Reacting masses and volumes

Nature of science:

Making careful observations and obtaining evidence for scientific theories—Avogadro's initial hypothesis. (1.8)

• Reactants can be either limiting or excess.
• The experimental yield can be different from the theoretical yield.
• Avogadro’s law enables the mole ratio of reacting gases to be determined from volumes of the gases.
• The molar volume of an ideal gas is a constant at specified temperature and pressure.
• The molar concentration of a solution is determined by the amount of solute and the volume of solution.
• A standard solution is one of known concentration.

Applications and skills:

• Solution of problems relating to reacting quantities, limiting and excess reactants, theoretical, experimental and percentage yields.
• Calculation of reacting volumes of gases using Avogadro’s law.
• Solution of problems and analysis of graphs involving the relationship between temperature, pressure and volume for a fixed mass of an ideal gas.
• Solution of problems relating to the ideal gas equation.
• Explanation of the deviation of real gases from ideal behaviour at low temperature and high pressure.
• Obtaining and using experimental values to calculate the molar mass of a gas from the ideal gas equation.
• Solution of problems involving molar concentration, amount of solute and volume of solution.
• Use of the experimental method of titration to calculate the concentration of a solution by reference to a standard solution.

• The SI unit of pressure is the Pascal (Pa), N m^-2, but many other units remain in common usage in different countries. These include atmosphere (atm), millimetres of mercury (mm Hg), Torr, bar and pounds per square inch (psi). The bar (10⁵ Pa) is now widely used as a convenient unit, as it is very close to 1 atm. The SI unit for volume is m³, although litre is a commonly used unit.

Theory of knowledge:

• Assigning numbers to the masses of the chemical elements has allowed chemistry to develop into a physical science. Why is mathematics so effective in describing the natural world?
• The ideal gas equation can be deduced from a small number of assumptions of ideal behaviour. What is the role of reason, perception, intuition and imagination in the development of scientific models?

Utilization:

• Gas volume changes during chemical reactions are responsible for the inflation of air bags in vehicles and are the basis of many other explosive reactions, such as the decomposition of TNT (trinitrotoluene).
• The concept of percentage yield is vital in monitoring the efficiency of industrial processes.

Syllabus and cross-curricular links:
Topic 4.4—intermolecular forces
Topic 5.1—calculations of molar enthalpy changes
Topic 9.1—redox titrations
Topic 17.1—equilibrium calculations
Topic 18.2—acid-base titrations
Topic 21.1 and A.8—X-ray crystallography
Physics topic 3.2—Ideal gas law

• Values for the molar volume of an ideal gas are given in the data booklet in section 2.
• The ideal gas equation,PV=nRT, and the value of the gas constant (R) are given in the data booklet in sections 1 and 2.
• Units of concentration to include: g dm^-3, mol dm^-3 and parts per million (ppm).
• The use of square brackets to denote molar concentration is required.

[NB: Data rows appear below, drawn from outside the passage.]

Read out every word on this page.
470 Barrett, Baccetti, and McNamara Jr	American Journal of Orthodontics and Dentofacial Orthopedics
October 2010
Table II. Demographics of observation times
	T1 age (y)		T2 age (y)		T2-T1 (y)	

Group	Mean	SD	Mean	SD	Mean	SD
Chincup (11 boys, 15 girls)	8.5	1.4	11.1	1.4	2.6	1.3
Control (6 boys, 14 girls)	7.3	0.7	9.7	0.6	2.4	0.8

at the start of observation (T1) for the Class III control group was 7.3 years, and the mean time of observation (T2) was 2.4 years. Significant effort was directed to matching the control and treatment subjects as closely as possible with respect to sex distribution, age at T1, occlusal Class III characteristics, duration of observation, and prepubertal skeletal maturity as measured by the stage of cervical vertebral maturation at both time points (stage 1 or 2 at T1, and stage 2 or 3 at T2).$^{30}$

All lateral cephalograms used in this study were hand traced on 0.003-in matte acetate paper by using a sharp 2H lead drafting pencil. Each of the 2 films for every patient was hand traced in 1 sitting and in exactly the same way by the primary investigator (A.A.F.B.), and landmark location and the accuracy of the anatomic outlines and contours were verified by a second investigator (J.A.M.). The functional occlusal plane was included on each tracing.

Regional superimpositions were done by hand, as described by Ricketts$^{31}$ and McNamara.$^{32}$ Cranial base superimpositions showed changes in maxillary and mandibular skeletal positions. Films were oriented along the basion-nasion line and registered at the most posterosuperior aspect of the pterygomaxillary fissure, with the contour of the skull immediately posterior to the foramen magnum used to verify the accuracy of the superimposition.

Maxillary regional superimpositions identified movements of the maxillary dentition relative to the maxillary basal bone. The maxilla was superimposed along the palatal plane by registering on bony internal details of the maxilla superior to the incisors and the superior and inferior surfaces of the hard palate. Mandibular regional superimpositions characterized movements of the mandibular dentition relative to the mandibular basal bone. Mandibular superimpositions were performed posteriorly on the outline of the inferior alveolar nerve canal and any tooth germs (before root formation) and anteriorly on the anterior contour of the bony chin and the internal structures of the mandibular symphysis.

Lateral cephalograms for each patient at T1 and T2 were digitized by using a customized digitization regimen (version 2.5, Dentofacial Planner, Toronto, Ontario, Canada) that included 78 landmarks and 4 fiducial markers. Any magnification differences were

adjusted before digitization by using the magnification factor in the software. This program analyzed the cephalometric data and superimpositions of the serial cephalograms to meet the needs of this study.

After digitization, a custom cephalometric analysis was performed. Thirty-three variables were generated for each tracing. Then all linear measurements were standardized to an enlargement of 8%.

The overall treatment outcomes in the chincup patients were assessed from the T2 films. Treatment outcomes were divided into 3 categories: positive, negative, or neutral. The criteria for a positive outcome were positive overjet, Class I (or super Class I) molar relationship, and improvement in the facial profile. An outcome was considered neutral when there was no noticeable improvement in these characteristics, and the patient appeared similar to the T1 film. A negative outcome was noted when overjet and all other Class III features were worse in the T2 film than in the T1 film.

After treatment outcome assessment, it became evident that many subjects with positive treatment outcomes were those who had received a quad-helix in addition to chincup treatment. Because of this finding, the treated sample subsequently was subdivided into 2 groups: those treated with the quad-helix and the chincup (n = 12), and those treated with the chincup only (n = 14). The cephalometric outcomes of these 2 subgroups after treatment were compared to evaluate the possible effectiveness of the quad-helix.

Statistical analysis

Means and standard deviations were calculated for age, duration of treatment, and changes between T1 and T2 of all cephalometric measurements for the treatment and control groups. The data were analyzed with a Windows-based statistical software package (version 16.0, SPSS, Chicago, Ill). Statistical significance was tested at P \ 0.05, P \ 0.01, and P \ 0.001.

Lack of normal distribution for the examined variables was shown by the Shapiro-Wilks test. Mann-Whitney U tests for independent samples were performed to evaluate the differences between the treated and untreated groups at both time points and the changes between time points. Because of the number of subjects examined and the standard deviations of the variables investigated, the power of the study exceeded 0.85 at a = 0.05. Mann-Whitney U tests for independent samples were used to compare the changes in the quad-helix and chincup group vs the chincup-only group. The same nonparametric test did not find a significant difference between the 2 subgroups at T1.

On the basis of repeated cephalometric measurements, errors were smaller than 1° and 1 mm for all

• Aim 6: Experimental design could include excess and limiting reactants. Experiments could include gravimetric determination by precipitation of an insoluble salt.
• Aim 7: Data loggers can be used to measure temperature, pressure and volume changes in reactions or to determine the value of the gas constant, R.
• Aim 8: The unit parts per million, ppm, is commonly used in measuring small levels of pollutants in fluids. This unit is convenient for communicating very low concentrations, but is not a formal SI unit.